Begini ceritanya: pada saat penjurian Sidney Opera House salah satu juri
Eero Saarinen, juri dari Finlandia, datang terlambat. Pemenang sayembara
Sidney Opera House telah ditentukan. Tapi Eero Saarinen tetap memilih
karya yang diabaikan dan menemukan karya rancangan Jorn Utzon, dari
Swedia. Dengan argumentasi Eero yang meyakinkan, karya Jorn Utzon yang
jadi pemenang, seperti kita lihat sekarang. Sebagai info tambahan, kalau
ini dari Wikipedia, tahun 2003 Jorn Utzon mendapat Pritzker Prize. Pritzker
Prize ibarat hadiah Nobel di bidang arsitektur. Tahun 2007, Sidney Opera
House, menjadi warisan dunia ( UNESCO World Heritage Site).
Kita teruskan.
“Kalau setiap juri, penekanannya berbeda, bagaimana menggabungkannya?”
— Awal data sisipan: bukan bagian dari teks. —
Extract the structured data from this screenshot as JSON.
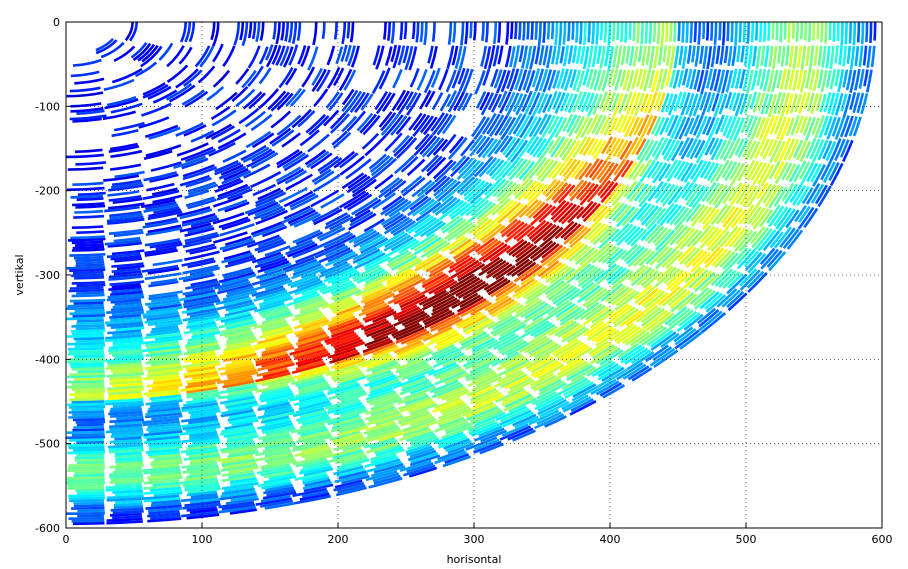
{
  "chart_data": {
    "type": "heatmap",
    "title": "",
    "xlabel": "horisontal",
    "ylabel": "vertikal",
    "xlim": [
      0,
      600
    ],
    "ylim": [
      -600,
      0
    ],
    "xticks": [
      "0",
      "100",
      "200",
      "300",
      "400",
      "500",
      "600"
    ],
    "yticks": [
      "0",
      "-100",
      "-200",
      "-300",
      "-400",
      "-500",
      "-600"
    ],
    "grid": true,
    "colormap": "jet",
    "description_of_field": "polar sector (radar-like scan) with concentric arcs centred at origin, radius ~0 to ~595; hotspot near (300, -320)",
    "max_radius": 595,
    "hotspot": {
      "x": 300,
      "y": -320
    }
  },
  "colors": {
    "axis": "#000000",
    "grid": "#000000",
    "background": "#ffffff"
  }
}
“Itu dengan diskusi. Mana yang akan kita menangkan pada akhirnya. Di situlah
ada diskusi. Mereka menjelaskan dan orang lain mendengarkan. Setelah
mendapat penjelasan, juri yang lain bisa mengubah pikiran dan ikuti. Namun
bisa terbalik. Dari semua karya yang terpilih, ternyata yang terpilih itu cuma
cari aman. Apakah kita akan pilih design yang aman? Bisa jadi itu (disain yang
sudah dipilih) akan jadi jatuh (kalah). Ternyata kita mau cari ide yang bagus
dan bisa terbangun. Dua-duanya itu harus kompromi.”
“Ada yang perlu dimenangkan, kalau yang satu dimenangkan tapi tidak
menarik. Aman karena ia ikuti TOR.”
“Kalau bukan karya Budiman, Pak Gun akan pilih yang segi enam, kenapa?
Kenapa bukan karya berbentuk tabung dan kubus yang diberi tirai?”
“Yang berbentuk tabung dan kubus yang beri tirai itu, kan di mana-mana
sama saja. Apa untung di UI tambah satu bangunan begitu? Kita ingin cari
sesuatu yang fresh. Kita juga pilih yang tidak melanggar peraturan bangunan,
peraturan itu kan legitimasi.”
“Bukannya yang segi enam itu, saya sering lihat di majalah-majalah?,” tanya
saya.
“OK, tapi ia cocok untuk di UI karena tidak tegak. Ia tidak berusaha menyaingi
rektorat. Anehnya juri yang hadir itu merasa rektorat tidak boleh disaingin.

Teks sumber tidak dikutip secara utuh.